Twitter has atleast 4600 tweets/sec in year 2012 and doubles every year.
04:00 Topic Extraction
We need to parse the entire tweet in different ways.
so we tokenize the tweet based on any method we want. Next we count the frequency of each word.
This could be maintained in a hash table and we could just count and show the trending topic based on that. But for stopwords and generic words that won’t be a good idea.
We maintain a dictionary of stopwords and remove these word but then this would be a very big list and difficult to include all possible word as well.
Basically ww analyze the rate of change of data over a topic count over a period of time like a month. We can use the z-score for that.
Suppose a topic is being twitted about a high number of times for past few days.

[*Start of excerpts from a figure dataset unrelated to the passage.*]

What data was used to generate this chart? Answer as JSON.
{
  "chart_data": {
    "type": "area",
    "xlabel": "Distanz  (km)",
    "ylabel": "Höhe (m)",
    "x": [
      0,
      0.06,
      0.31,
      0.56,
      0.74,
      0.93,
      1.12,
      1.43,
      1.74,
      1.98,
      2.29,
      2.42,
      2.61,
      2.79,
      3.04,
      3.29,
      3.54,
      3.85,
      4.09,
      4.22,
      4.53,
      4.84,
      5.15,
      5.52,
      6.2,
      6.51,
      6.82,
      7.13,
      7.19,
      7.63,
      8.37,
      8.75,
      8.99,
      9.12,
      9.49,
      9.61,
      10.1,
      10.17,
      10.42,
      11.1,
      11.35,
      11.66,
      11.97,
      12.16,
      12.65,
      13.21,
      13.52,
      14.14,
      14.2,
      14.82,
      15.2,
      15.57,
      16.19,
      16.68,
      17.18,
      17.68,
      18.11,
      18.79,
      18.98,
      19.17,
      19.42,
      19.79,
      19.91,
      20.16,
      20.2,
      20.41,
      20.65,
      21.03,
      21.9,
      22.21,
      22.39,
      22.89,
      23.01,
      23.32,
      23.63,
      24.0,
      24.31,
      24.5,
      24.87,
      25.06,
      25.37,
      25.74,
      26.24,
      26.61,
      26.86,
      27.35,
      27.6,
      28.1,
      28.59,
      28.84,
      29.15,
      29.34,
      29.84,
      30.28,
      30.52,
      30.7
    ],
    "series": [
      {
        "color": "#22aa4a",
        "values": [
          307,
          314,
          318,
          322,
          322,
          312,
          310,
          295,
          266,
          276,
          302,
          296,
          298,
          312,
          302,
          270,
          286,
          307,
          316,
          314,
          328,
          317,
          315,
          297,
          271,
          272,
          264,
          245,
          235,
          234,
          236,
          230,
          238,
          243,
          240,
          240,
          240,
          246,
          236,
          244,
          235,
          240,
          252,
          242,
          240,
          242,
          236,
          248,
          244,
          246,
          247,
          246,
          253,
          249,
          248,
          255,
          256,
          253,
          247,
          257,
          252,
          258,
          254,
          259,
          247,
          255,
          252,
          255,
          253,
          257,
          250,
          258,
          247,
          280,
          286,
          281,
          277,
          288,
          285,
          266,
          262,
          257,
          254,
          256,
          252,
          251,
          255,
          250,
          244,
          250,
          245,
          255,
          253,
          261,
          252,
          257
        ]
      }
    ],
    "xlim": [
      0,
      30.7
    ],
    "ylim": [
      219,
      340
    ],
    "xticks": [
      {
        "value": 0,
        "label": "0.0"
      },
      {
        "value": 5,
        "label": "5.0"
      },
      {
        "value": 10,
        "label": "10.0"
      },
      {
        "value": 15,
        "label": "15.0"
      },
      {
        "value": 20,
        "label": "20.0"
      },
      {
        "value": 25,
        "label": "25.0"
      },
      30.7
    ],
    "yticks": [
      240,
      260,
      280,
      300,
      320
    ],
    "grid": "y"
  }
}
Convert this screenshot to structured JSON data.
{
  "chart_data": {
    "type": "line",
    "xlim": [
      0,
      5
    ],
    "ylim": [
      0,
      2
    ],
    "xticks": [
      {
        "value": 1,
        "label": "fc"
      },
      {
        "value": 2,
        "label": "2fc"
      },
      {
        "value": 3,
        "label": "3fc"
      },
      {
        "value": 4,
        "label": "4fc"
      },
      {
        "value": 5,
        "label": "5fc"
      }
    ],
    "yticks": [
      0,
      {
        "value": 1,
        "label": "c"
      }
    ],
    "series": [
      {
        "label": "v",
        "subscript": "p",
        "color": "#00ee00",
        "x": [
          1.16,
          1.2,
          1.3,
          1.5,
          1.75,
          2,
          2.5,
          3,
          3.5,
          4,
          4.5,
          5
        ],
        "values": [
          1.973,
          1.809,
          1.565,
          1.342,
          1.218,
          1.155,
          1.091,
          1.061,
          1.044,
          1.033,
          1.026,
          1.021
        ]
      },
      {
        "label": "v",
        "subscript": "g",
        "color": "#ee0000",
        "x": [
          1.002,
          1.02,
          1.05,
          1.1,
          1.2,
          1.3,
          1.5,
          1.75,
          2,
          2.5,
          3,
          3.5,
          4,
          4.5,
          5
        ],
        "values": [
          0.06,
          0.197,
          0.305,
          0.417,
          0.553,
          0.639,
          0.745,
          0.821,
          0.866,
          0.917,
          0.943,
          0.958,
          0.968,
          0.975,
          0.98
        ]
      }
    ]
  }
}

What’s important is to maintain a threshold. Whatever happens need to maintain that. Suppose a topic is new, so before that it’s frequency was zero and soon it being tweeted like anything. so although it’s rate of change is the highest we will maintain a threshold and not show it to the top directly. Like we will show a trending topic only if it’s present count is more then 10,000.
We also need to take into consideration the authority of the user like if they have a lot of follower. So the count of a term will be considered along with the follower for a user who tweeted it.
Many tweets have words that are similar in meaning, are mis-spelled, are short form – so would also want to cluster all those topic together.
chi-square will give a score based on the previous count for a topic, which basically shows the variation. chi-square is a better test then simple ratio as it considers the range of variation.
chi-square is a variation b/w the expected data and the observed data.